Causality and Reinforcement Learning

Friday, Aug. 23, 2024


Session: Causality and Reinforcement Learning
Time: 3:45 p.m. — 5:45 p.m.
Location: Weizhen Building,Ziyou Campus,Northeast Normal University(东北师范大学自由校区惟真楼)
Session Chair: Wei Li

Causality and Reinforcement Learning
Xinwei Sun
Fudan University
Title: Causal discovery from subsampled time series data
Abstract: Inferring causal structures from time series data is the central interest of many areas. A major barrier to such inference is the problem of unobserveness due to subsampling, i.e., the frequency of measurement is lower than that of causal influence. To overcome this problem, numerous methods have been proposed, yet either was limited to the linear case or failed to achieve identifiability. In this talk, we will introduce a hypothesis testing procedure with proxy variables, which can identify the entire causal structure from subsampled time series, without any parametric constraint.We begin by framing the structure identification as a hypothesis testing problem, leveraging that each latent variable serves as an observed proxy at some future observable time point.
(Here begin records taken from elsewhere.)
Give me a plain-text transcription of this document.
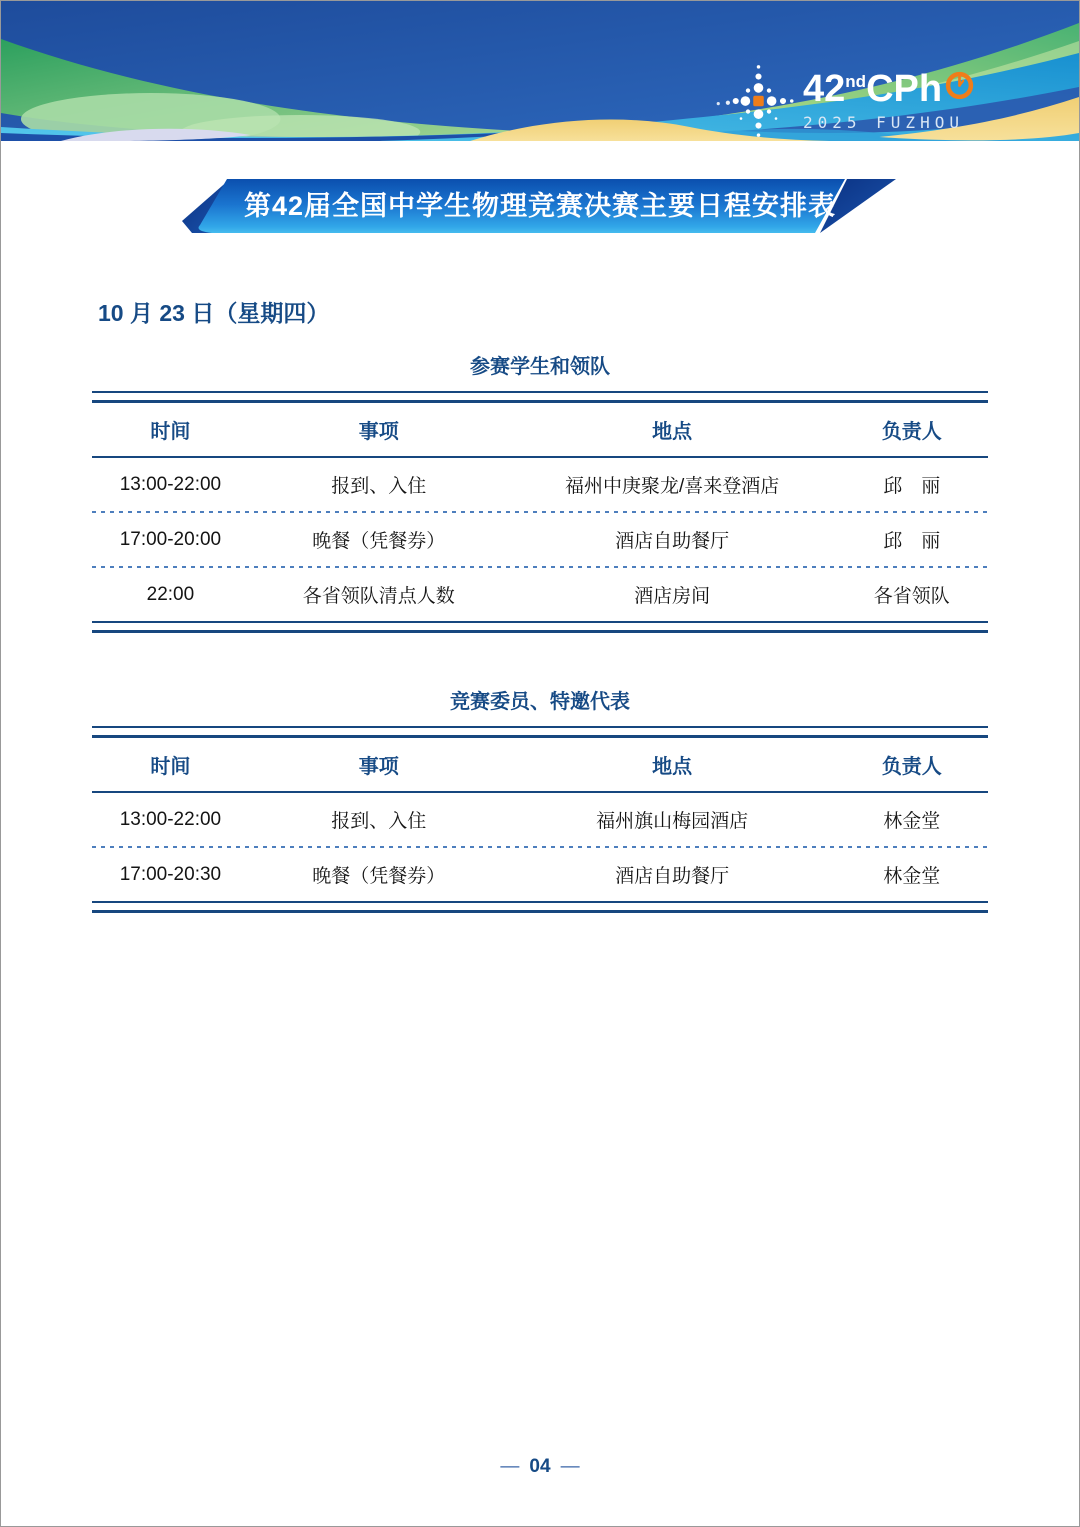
42 nd CPh
2025 FUZHOU
第42届全国中学生物理竞赛决赛主要日程安排表
10 月 23 日（星期四）
参赛学生和领队
时间	事项	地点	负责人
13:00-22:00	报到、入住	福州中庚聚龙/喜来登酒店	邱　丽
17:00-20:00	晚餐（凭餐券）	酒店自助餐厅	邱　丽
22:00	各省领队清点人数	酒店房间	各省领队
竞赛委员、特邀代表
时间	事项	地点	负责人
13:00-22:00	报到、入住	福州旗山梅园酒店	林金堂
17:00-20:30	晚餐（凭餐券）	酒店自助餐厅	林金堂
— 04 —
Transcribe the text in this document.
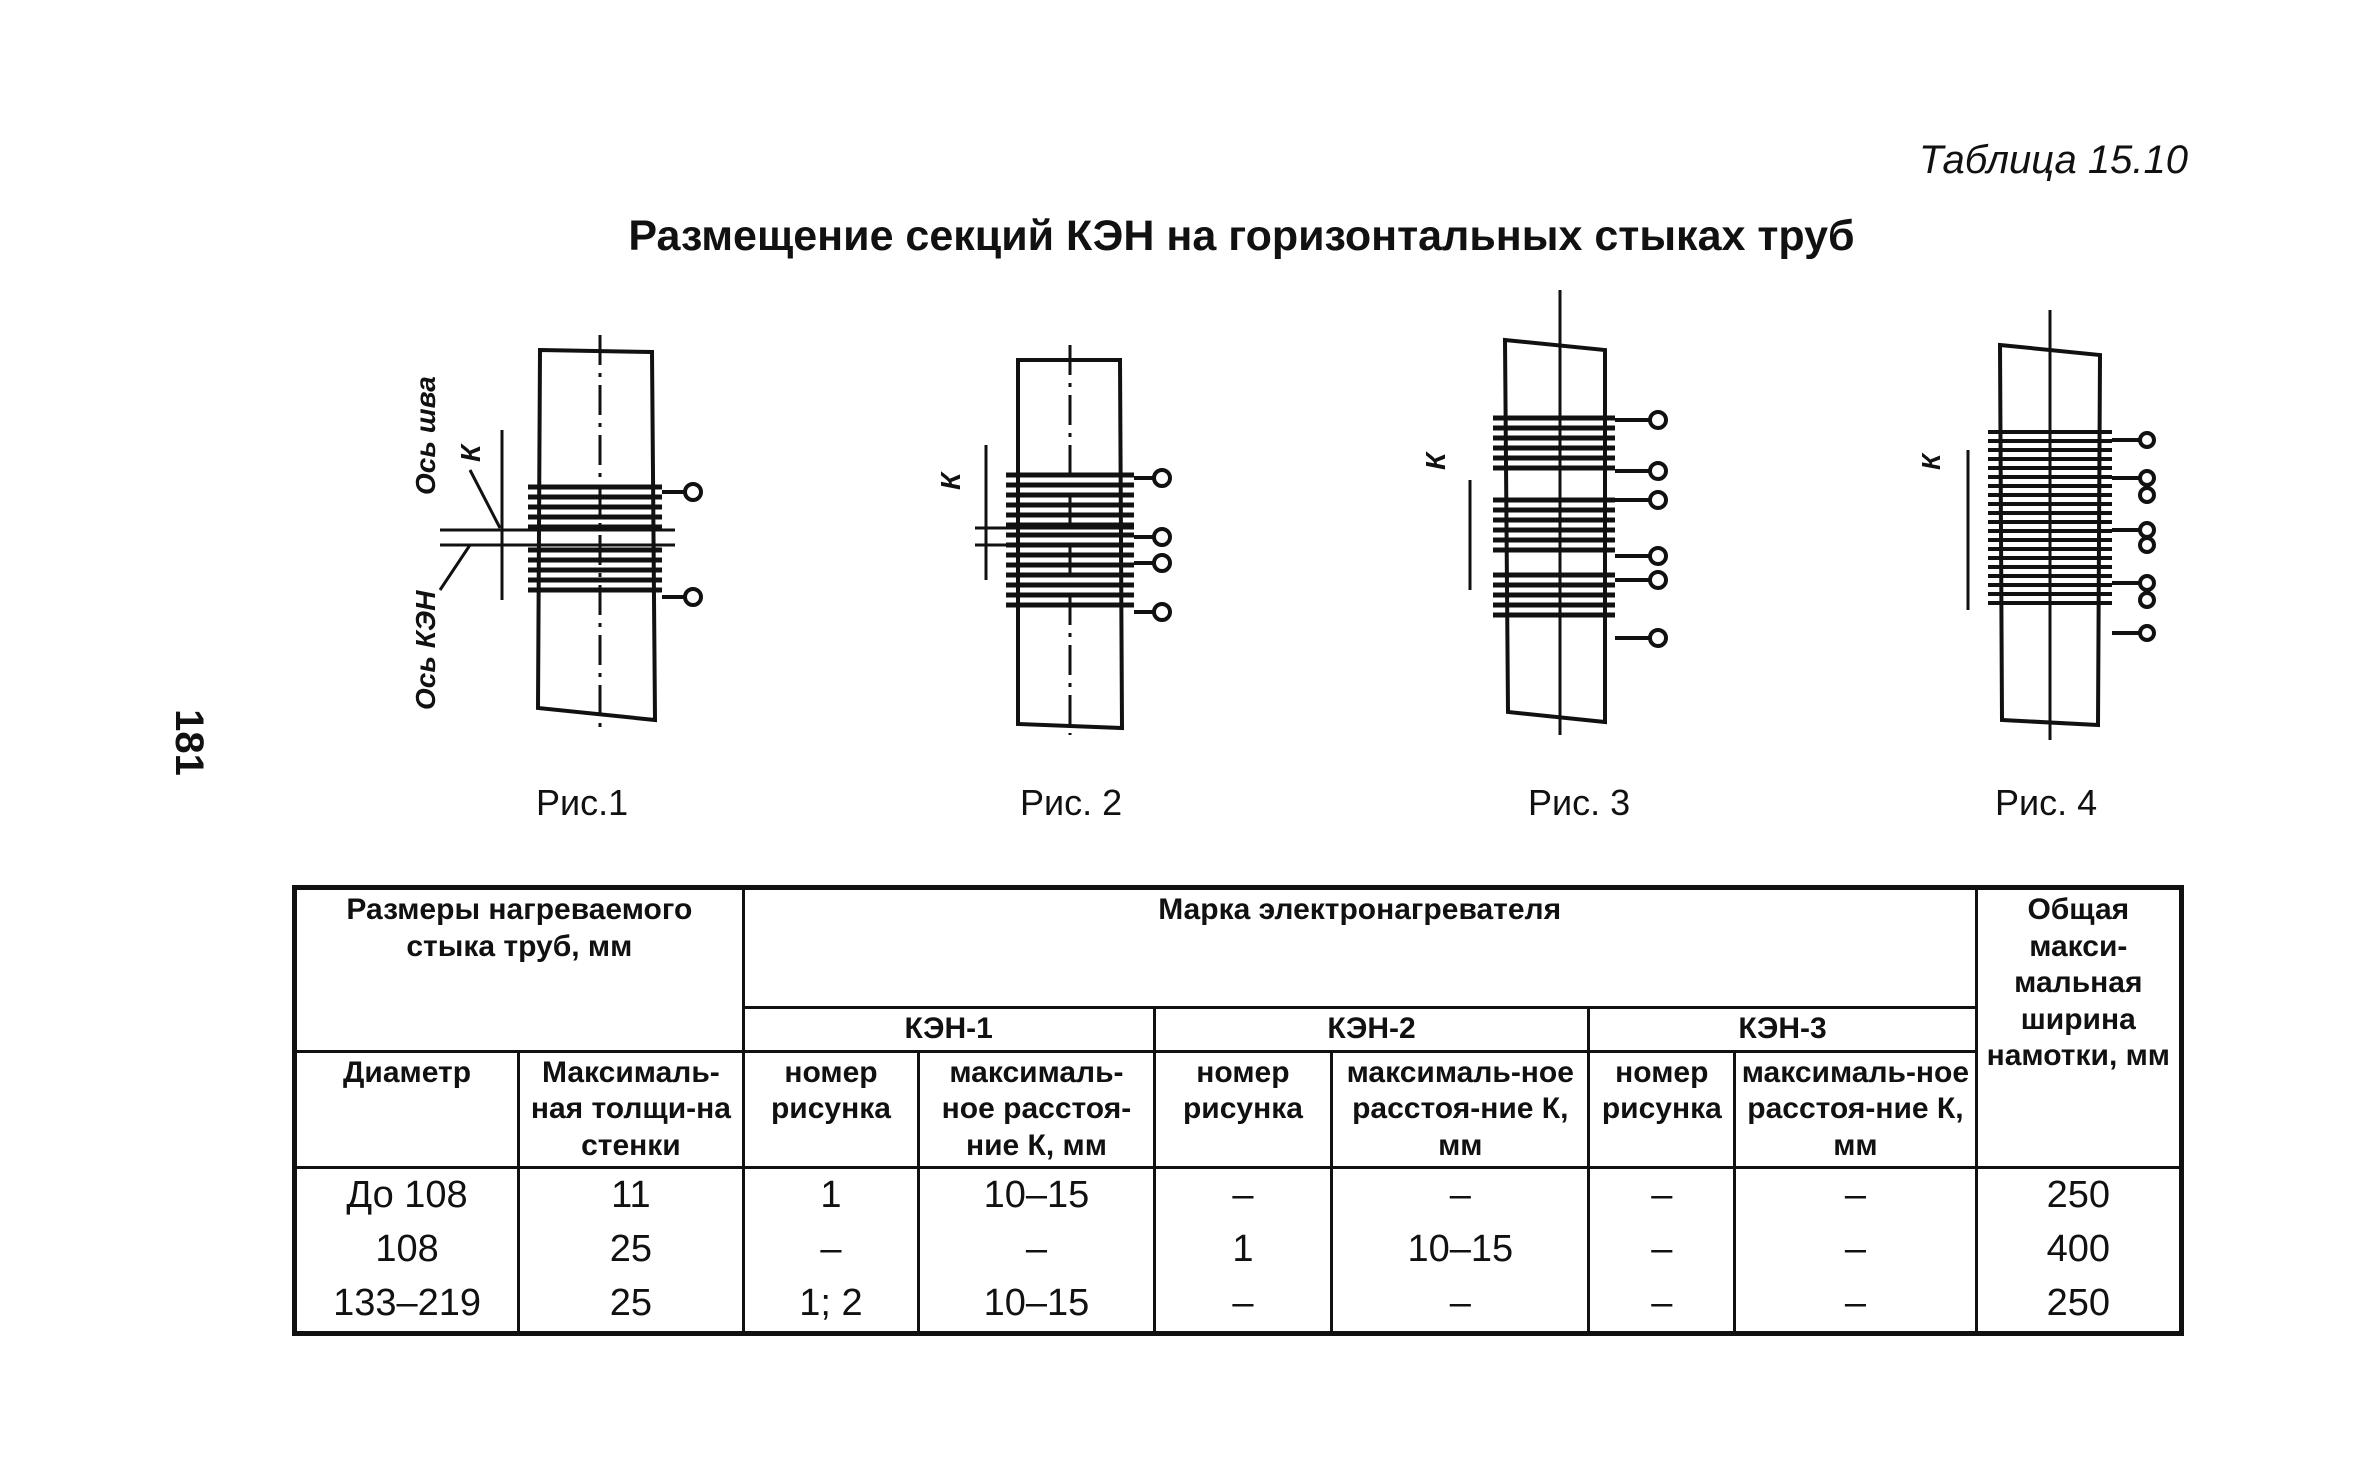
Таблица 15.10
Размещение секций КЭН на горизонтальных стыках труб
181
К
Ось шва
Ось КЭН
К
К	К
Рис.1	Рис. 2	Рис. 3	Рис. 4
Размеры нагреваемого стыка труб, мм		Марка электронагревателя						Общая макси-мальная ширина намотки, мм
		КЭН-1		КЭН-2		КЭН-3		
Диаметр	Максималь-ная толщи-на стенки	номер рисунка	максималь-ное расстоя-ние К, мм	номер рисунка	максималь-ное расстоя-ние К, мм	номер рисунка	максималь-ное расстоя-ние К, мм	
До 108	11	1	10–15	–	–	–	–	250
108	25	–	–	1	10–15	–	–	400
133–219	25	1; 2	10–15	–	–	–	–	250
We proceed to design a valid hypothesis testing procedure over continuous variables based on discretization,which under completeness conditions, is able to asymptotically establish a linear equation whose coefficient vector is identifiable under the causal null hypothesis. Asymptotic level and power, along with the results of False Discovery Rate control, are provided. Finally, we presentnumerical experimental results.
Yuqian Zhang
Institute of Statistics and Big Data, Renmin University of China
Title: Adaptive Split Balancing for Optimal Random Forest
Abstract: While random forests are commonly used for regression problems, existing methods often lack adaptability in complex situations or lose optimality under simple, smooth scenarios. In this study, we introduce the adaptive split balancing forest (ASBF), capable of learning tree representations from data while simultaneously achieving minimax optimality under the Lipschitz class. To exploit higher-order smoothness levels, we further propose a localized version that attains the minimax rate under the Holder class $H^{q,\beta}$ for any $q\in\mathbb{N}$ and $\beta\in(0,1]$. Rather than relying on the widely-used random feature selection, we consider a balanced modification to existing approaches. Our results indicate that an over-reliance on auxiliary randomness may compromise the approximation power of tree models, leading to suboptimal results. Conversely, a less random, more balanced approach demonstrates optimality. Additionally, we establish uniform upper bounds and explore the application of random forests in average treatment effect estimation problems. Through simulation studies and real-data applications, we demonstrate the superior empirical performance of the proposed methods over existing random forests.
CV: 张宇谦,中国人民大学统计与大数据研究院助理教授。2016年本科毕业于武汉大学,2022年博士毕业于美国加州大学圣地亚哥分校。主要研究方向包括因果推断、半监督推断、高维统计、机器学习理论、缺失数据等。文章发表或接受于Biometrika、Annals of Statistics、Information and Inference等期刊。主持国家自然科学基金青年基金项目一项,参与面上项目一项。曾获美国统计协会非参数统计组最佳学生论文奖。
Liangyu Zhang
School of Statistics and Management, Shanghai University of Finance and Economics
Title: Estimation and Inference in Distributional Reinforcement Learning
Abstract: Classical reinforcement learning relies on the 'reward hypothesis,' where the performance of a learning agent is assessed based on its expected returns. However, in many applications, it is not enough to merely consider the expected returns, because other factors such as uncertainty or risks can be crucial. To address this challenge, distributional reinforcement learning extends beyond the notion of expected returns, introducing the idea of learning the complete return distribution. In this talk,  we discuss the topics of estimation and inference in distributional reinforcement learning. Our investigation focuses on distributional policy evaluation, aiming to estimate the distribution of the return (denoted $\eta^\pi$) attained by a given policy $\pi$. We show that a polynomial number of samples can guarantee a near-optimal estimation when the estimator $\hat\eta^\pi$ is constructed by the certainty-equivalence method. We also examine the asymptotics of $\sqrt{\hat\eta^\pi-\eta^\pi}$ and show that it converges weakly to a Gaussian random element. Based on this, we propose a unified inference procedure for a wide class of statistical functionals of $\eta^\pi$.
CV: 上海财经大学统计与管理学院助理教授。2024年博士毕业于北京大学。主要研究方向包括分布鲁棒优化,强化学习理论。论文发表于Annals of Statistic,IEEE TPAMI等统计和机器学习期刊以及NeurIPS等机器学习会议。